What is this? This is an open data science contest. The goal is to learn through collaboration. Anyone is welcome to participate, and there are many different ways to do so.
What will we be doing? The ultimate goal is to predict the scores given to products by reviewers on amazon based on the text of the reviews.
How can I participate? Anyone can contribute, and this includes improving the algorithm, adding in visalizations, commenting on code, refactoring, starting discussions, and other helpful things you think of. To get started, just fork the repo and open a pull request. All code is written in python 2.7.
How will we be scored? Everyone will accumulate points based on their contributions. You can find the point leaderboard here. Points are assigned based on a few criteria, including opening a pull request (PR), having a PR merged, and having a lower error rate than anyone else. The contest will run until July 31st. The total prize pool for the top 3 finishers is 400 dollars.
We'll be predicting the score (0-5) given to a product by an amazon reviewer based on the text and summary of the review. The data is originally from the Stanford Large Network Dataset Collection.
We'll be using root mean squared error as the evaluation metric. The algorithm performance will be evaluated by a continuous integration server using a hidden test set. Whenever you open a pull request, the server will check your code.
Why make this
This is an experiment to see if we can help people learn and improve their practical data science skills through open contests.
How to get started
Getting started is a pretty simple process. Before you get started, you should have python 2.7 installed. Using a virtualenv is optional but recommended.
- Fork this repo to your github account.
- Clone your fork locally (
git clone email@example.com:YOUR_USERNAME/unite.git)
- Get into the unite folder (
- Install the python requirements (
pip install -r requirements.txt)
- Run the tests on the validation set (
python test.py data/train.txt data/valid.txt)

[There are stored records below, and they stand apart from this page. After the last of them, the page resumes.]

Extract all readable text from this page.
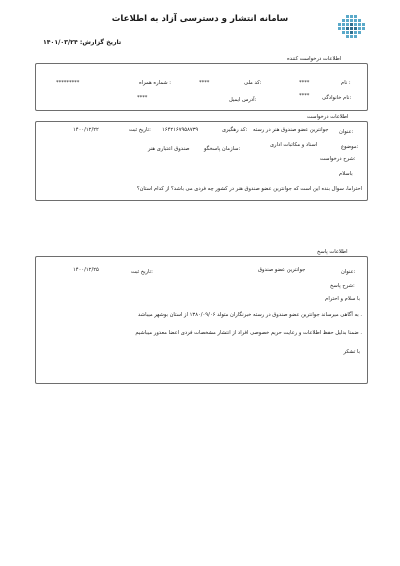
سامانه انتشار و دسترسی آزاد به اطلاعات
تاریخ گزارش: ۱۴۰۱/۰۳/۲۴
اطلاعات درخواست کننده
نام :
****
کد ملی:
****
شماره همراه :
*********
نام خانوادگی:
****
آدرس ایمیل:
****
اطلاعات درخواست
عنوان:
جوانترین عضو صندوق هنر در رسته
کد رهگیری:
۱۶۴۲۱۶۷۹۵۸۷۳۹
تاریخ ثبت:
۱۴۰۰/۱۲/۲۲
موضوع:
اسناد و مکاتبات اداری
سازمان پاسخگو:
صندوق اعتباری هنر
شرح درخواست:
باسلام
احتراما، سوال بنده این است که جوانترین عضو صندوق هنر در کشور چه فردی می باشد؟ از کدام استان؟
اطلاعات پاسخ
عنوان:
جوانترین عضو صندوق
تاریخ ثبت:
۱۴۰۰/۱۲/۲۵
شرح پاسخ:
با سلام و احترام
. به آگاهی میرساند جوانترین عضو صندوق در رسته خبرنگاران متولد ۱۳۸۰/۰۹/۰۶ از استان بوشهر میباشد
. ضمنا بدلیل حفظ اطلاعات و رعایت حریم خصوصی افراد از انتشار مشخصات فردی اعضا معذور میباشیم
با تشکر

- This will train the current algorithm using the training set, and then make predictions on the validation set.
- It will also run pep8 to check code quality.
- Add your contributions! Make the code better.
- When you're ready, and the tests pass, make a PR from your fork to the main repo.
- If your code takes more than 15 minutes to run, it will result in an error when the server runs it.
- The maximum available memory for your code is 4 gigs.
- Your PR will automatically get picked up by the server, and your code will be run. After it is finished running, the status of the PR will be updated, reflecting whether or not the code passed.
Right now, you get:
- 2 points for opening a PR.
- 10 points if your error is lower than the global minimum (across all open, unmerged, and merged PRs)
- Note: You have to open a PR to get this -- just working on a fork isn't enough.
- This also applies to pushes to existing PRs.
- 4 points for getting a PR merged.
Opening too many PRs or pushing without meaningful contributions can result in disqualification.
data-- this folder contains the raw training and validation data.
train.txt-- raw training data.
valid.txt-- raw validation data.
algo.py-- this contains the main algorithm class that is used to train and evaluate.
- The algorithm doesn't have to be restricted to this file -- feel free to make other files and import from them.
settings.py-- this contains various settings that can be called from other modules.
split_data.py-- this file documents how the data was originally split up and anonymized.
- Don't edit this file.
test.py-- this file allows you to test the error rate of your approach, and is used to evaluate your submission.
- Don't edit this file -- it's used to compute error.
We'll be merging pull requests on a "first reasonable pull request will be merged" basis. This will probably lead to cases where later PRs can't be merged due to conflicts. If this happens, you can update your PR after rebasing onto master.
If you want to work on a unique approach on your own unmergeable fork, you can feel free to do that and open a PR -- this will enable you to get the 10 points for lowest error, but will prevent you from getting any merge points.
This is an experiment and will likely evolve a lot over time. If you have any questions or suggestions, please open an issue. You can also think of the issues as a discussion board to talk about new approaches.